Basquete - Os jogadores do Santos inovaram mais uma vez no treinamento realizado na manhã desta quarta-feira, no CT Rei Pelé. Ao invés de usarem os pés, os jogadores jogaram bola com as mãos, em atividade parecida com o basquete. Molina ficou com um arco, simbolizando a cesta. A atividade foi sugerida pelo preparador físico Flávio Oliveira. Depois do 'basquete', o elenco participou do tradicional 'rachão'.
Susto - O zagueiro André Astorga deu um susto em seus companheiros e na comissão técnica do Santos, no treinamento desta quarta-feira. Durante o 'rachão' disputado no CT Rei Pelé, nesta quarta-feira, o defensor recebeu uma cotovelada, involuntária, do volante Germano. O incidente aconteceu após uma bola levantada na área. O supercílio de Astorga sangrou bastante, manchando a camisa de treino do jogador. Apesar disso, o zagueiro não precisou levar pontos no local. Um curativo foi feito no local da contusão e Astorga logo voltou à atividade.
Novo Pita? - O técnico Vágner Mancini comparou nesta quarta-feira, em entrevista coletiva, no CT Rei Pelé, o estilo de jogo do meia Paulo Henrique Lima com Pita, ex-jogador do próprio Santos no final da década de 70, começo dos anos 80 e que também brilhou com a camisa do São Paulo. Para o treinador, 'Ganso' lembra em determinados aspectos o futebol de Pita. "Sinceramente, vejo muita semelhança do Paulo Henrique com ele. O Pita sabia esconder a bola, dar um toque genial no momento certo. O Paulo também tem essa característica. E quando o jogo está difícil, ele encontra espaços que os outros não vêem. O toque de bola dele, a maneira como envolve o adversário, como bate na bola, acaba chamando a atenção. Por isso digo que ele lembra muito mais o Pita, do que o Giovanni, que era mais um atacante", disse Mancini.

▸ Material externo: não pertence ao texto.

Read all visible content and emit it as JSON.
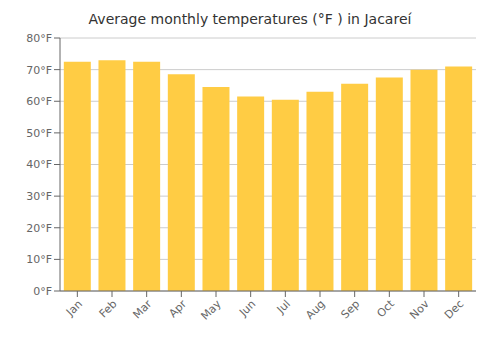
{
  "chart_data": {
    "type": "bar",
    "title": "Average monthly temperatures (°F ) in Jacareí",
    "categories": [
      "Jan",
      "Feb",
      "Mar",
      "Apr",
      "May",
      "Jun",
      "Jul",
      "Aug",
      "Sep",
      "Oct",
      "Nov",
      "Dec"
    ],
    "values": [
      72.5,
      73.0,
      72.5,
      68.5,
      64.5,
      61.5,
      60.5,
      63.0,
      65.5,
      67.5,
      70.0,
      71.0
    ],
    "color": "#FFCC44",
    "ylim": [
      0,
      80
    ],
    "yticks": [
      {
        "value": 0,
        "label": "0°F"
      },
      {
        "value": 10,
        "label": "10°F"
      },
      {
        "value": 20,
        "label": "20°F"
      },
      {
        "value": 30,
        "label": "30°F"
      },
      {
        "value": 40,
        "label": "40°F"
      },
      {
        "value": 50,
        "label": "50°F"
      },
      {
        "value": 60,
        "label": "60°F"
      },
      {
        "value": 70,
        "label": "70°F"
      },
      {
        "value": 80,
        "label": "80°F"
      }
    ],
    "grid": true
  }
}
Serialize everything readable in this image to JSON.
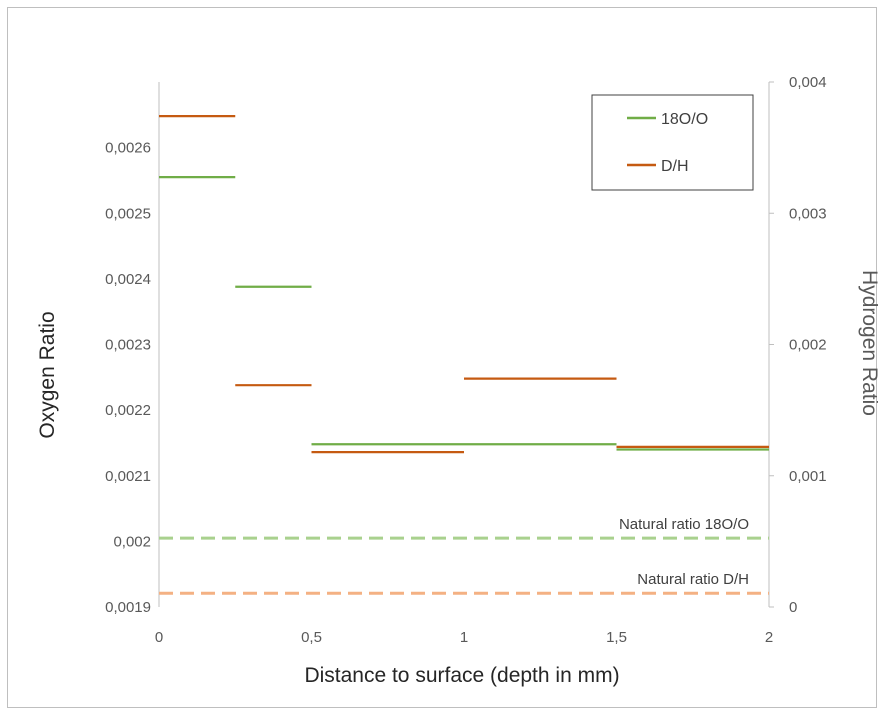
{
  "chart_data": {
    "type": "step-line",
    "title": "",
    "xlabel": "Distance to surface  (depth in mm)",
    "ylabel_left": "Oxygen Ratio",
    "ylabel_right": "Hydrogen Ratio",
    "x_range": [
      0,
      2
    ],
    "x_ticks": [
      "0",
      "0,5",
      "1",
      "1,5",
      "2"
    ],
    "y_left_range": [
      0.0019,
      0.0027
    ],
    "y_left_ticks": [
      "0,0019",
      "0,002",
      "0,0021",
      "0,0022",
      "0,0023",
      "0,0024",
      "0,0025",
      "0,0026"
    ],
    "y_right_range": [
      0,
      0.004
    ],
    "y_right_ticks": [
      "0",
      "0,001",
      "0,002",
      "0,003",
      "0,004"
    ],
    "grid": false,
    "legend_position": "top-right",
    "series": [
      {
        "name": "18O/O",
        "axis": "left",
        "color": "#70ad47",
        "segments": [
          {
            "x0": 0,
            "x1": 0.25,
            "y": 0.002555
          },
          {
            "x0": 0.25,
            "x1": 0.5,
            "y": 0.002388
          },
          {
            "x0": 0.5,
            "x1": 1.5,
            "y": 0.002148
          },
          {
            "x0": 1.5,
            "x1": 2.0,
            "y": 0.00214
          }
        ]
      },
      {
        "name": "D/H",
        "axis": "right",
        "color": "#c55a11",
        "segments": [
          {
            "x0": 0,
            "x1": 0.25,
            "y": 0.00374
          },
          {
            "x0": 0.25,
            "x1": 0.5,
            "y": 0.00169
          },
          {
            "x0": 0.5,
            "x1": 1.0,
            "y": 0.00118
          },
          {
            "x0": 1.0,
            "x1": 1.5,
            "y": 0.00174
          },
          {
            "x0": 1.5,
            "x1": 2.0,
            "y": 0.00122
          }
        ]
      }
    ],
    "reference_lines": [
      {
        "label": "Natural ratio 18O/O",
        "axis": "left",
        "y": 0.002005,
        "color": "#a9d18e"
      },
      {
        "label": "Natural ratio D/H",
        "axis": "right",
        "y": 0.000105,
        "color": "#f4b183"
      }
    ]
  }
}
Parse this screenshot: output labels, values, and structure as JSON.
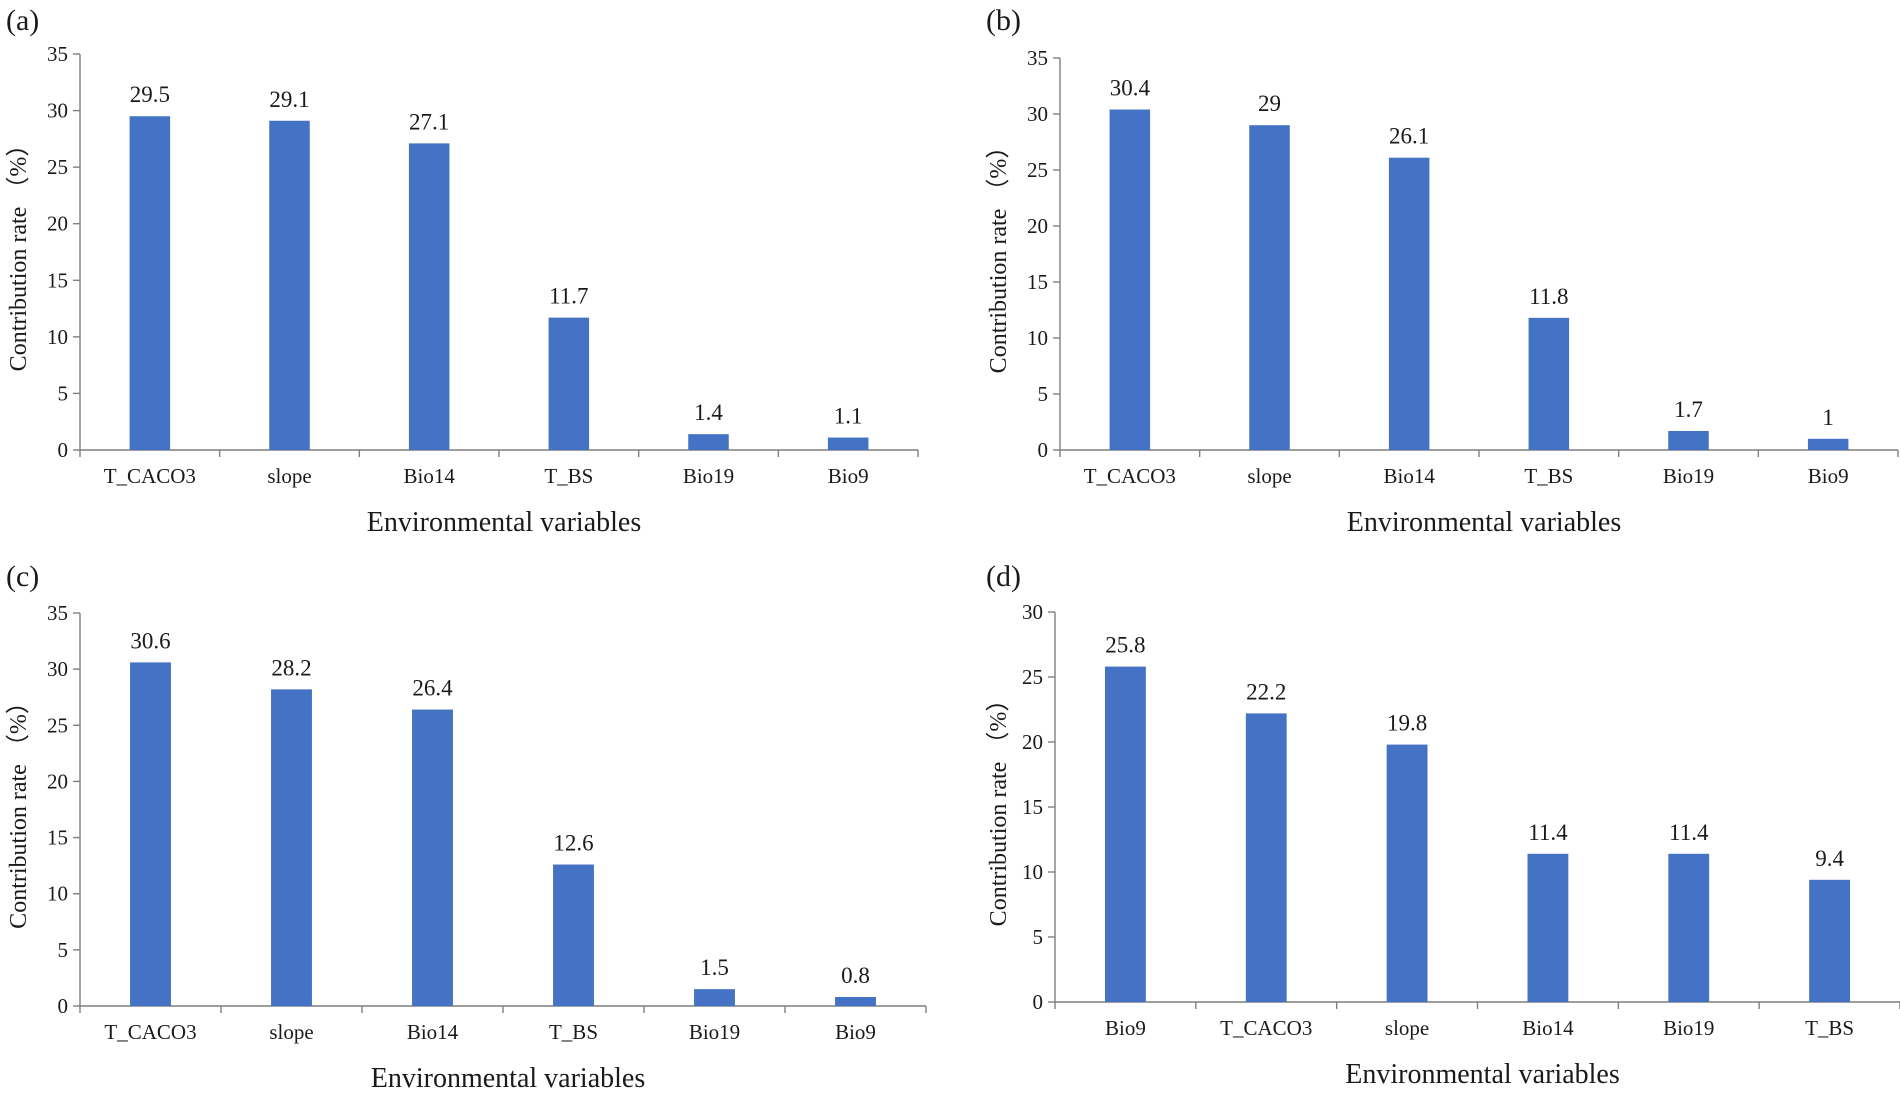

Homem de confiança - Segundo o técnico do Santos, Vágner Mancini, todo time precisa ter um técnico em campo. E no Peixe, este jogador que simboliza o treinador dentro do gramado é o volante Rodrigo Souto. "Esse tipo de atleta ajuda muito, pois quando o estádio está cheio, com aquele barulho todo, fica difícil o técnico ficar passando informações. Por isso é importante termos jogadores com visão tática, como o Souto e o Brum. Mais o Rodrigo Souto, que tem uma visão tática muito interessante. As vezes ele é o segundo homem de meio-campo, está atrás e ele empurra o Roberto Brum para chegar a frente. O Souto também sabe a hora de avançar ou segurar mais o jogo. Por isso eu passo minhas instruções a ele. Quando não dá para passar diretamente a ele, peço para alguém falar o que eu quero, pois sei que o Rodrigo vai saber colocar em prática o que estou pensando", comentou Mancini.